In the past, we’ve examined the industry move back to unlimited data plans at the end of 2016 and the beginning of 2017. But we have yet to really look at the effects of that return on actual subscriber data use. Well, the numbers are rolling in, giving us a unique opportunity to gauge the Wi-Fi data use (in particular) of big carrier subscribers.
Let’s first take a step back. Starting around summer 2016, one big carrier after another began reintroducing some version of an unlimited data plan. The move was widely seen as an acknowledgment that data-hungry subscribers had the leg up. Subscribers could vote with their feet; and with the fewer net-new subscribers to acquire, big carriers had to focus on pleasing their existing subscribers, who were clamoring for more and more data at lower and lower prices.
It’s now been a year or so since the reintroduction of unlimited data plans. And recently, a partnership between the tech publication, FierceWireless, and the strategy consultancy, Strategy Analytics, helps to show us how subscribers are, in fact, consuming data, taking major carrier, Android subscriber data from the month of 12月 2017. Here’s what they found:
- Across three major plan types of the four major carriers, monthly allowance, no data plan or Pay as You Go, and unlimited data, average data use was highest on unlimited data plans. No surprise there. Data use was substantially lowest among Pay as You Go subscribers.

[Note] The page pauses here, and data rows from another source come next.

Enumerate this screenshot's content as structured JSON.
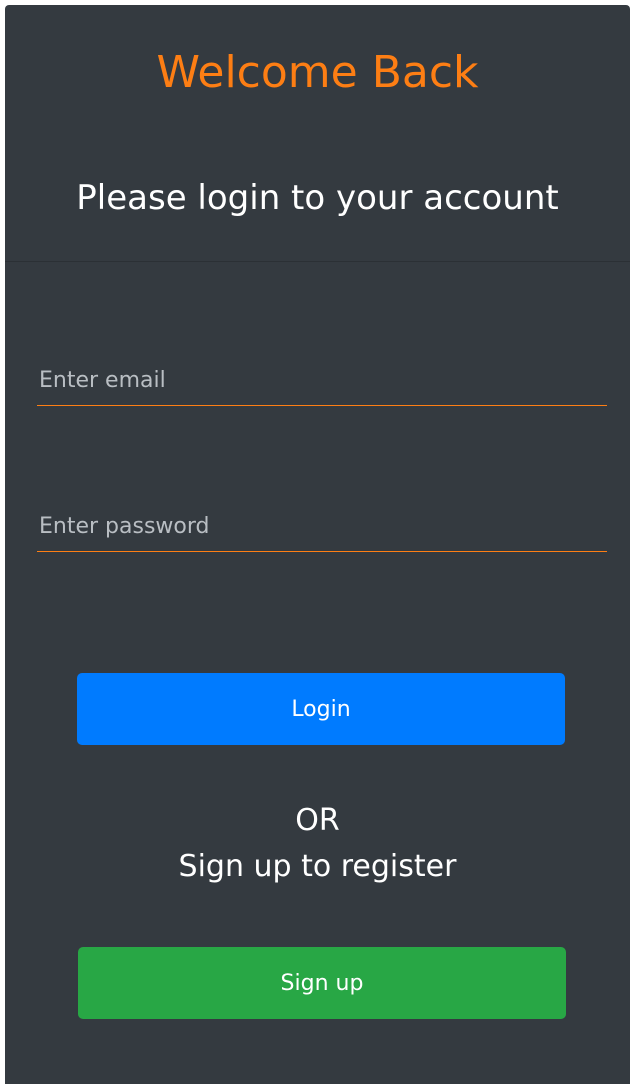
{
  "header": {
    "title": "Welcome Back",
    "subtitle": "Please login to your account"
  },
  "form": {
    "email_placeholder": "Enter email",
    "email_value": "",
    "password_placeholder": "Enter password",
    "password_value": "",
    "login_label": "Login"
  },
  "alternate": {
    "or_text": "OR",
    "register_text": "Sign up to register",
    "signup_label": "Sign up"
  },
  "colors": {
    "card_background": "#343a40",
    "accent_orange": "#fd7e14",
    "login_blue": "#007bff",
    "signup_green": "#28a745",
    "text_white": "#ffffff"
  }
}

- Average Wi-Fi data use, on the other hand, ran relatively even between data plans with a monthly allowance and unlimited data plans, with the edge in raw data use going to the former.
- But across all three major plan types, Wi-Fi data use dwarfed cellular data use. Pay as You Go subscribers used Wi-Fi 91 percent of the time, while monthly subscribers used Wi-Fi 83 percent of the time. Even unlimited subscribers, who have no financial incentive to use more Wi-Fi than cellular, used Wi-Fi around 70 percent of the time.
This final finding, in itself, might be the most interesting. People have speculated that the reintroduction of unlimited cellular data plans might lead to the collapse of demand for Wi-Fi. But the numbers say something altogether different. When given the cost-neutral choice, subscribers still flock to Wi-Fi, at least 70 percent of the time.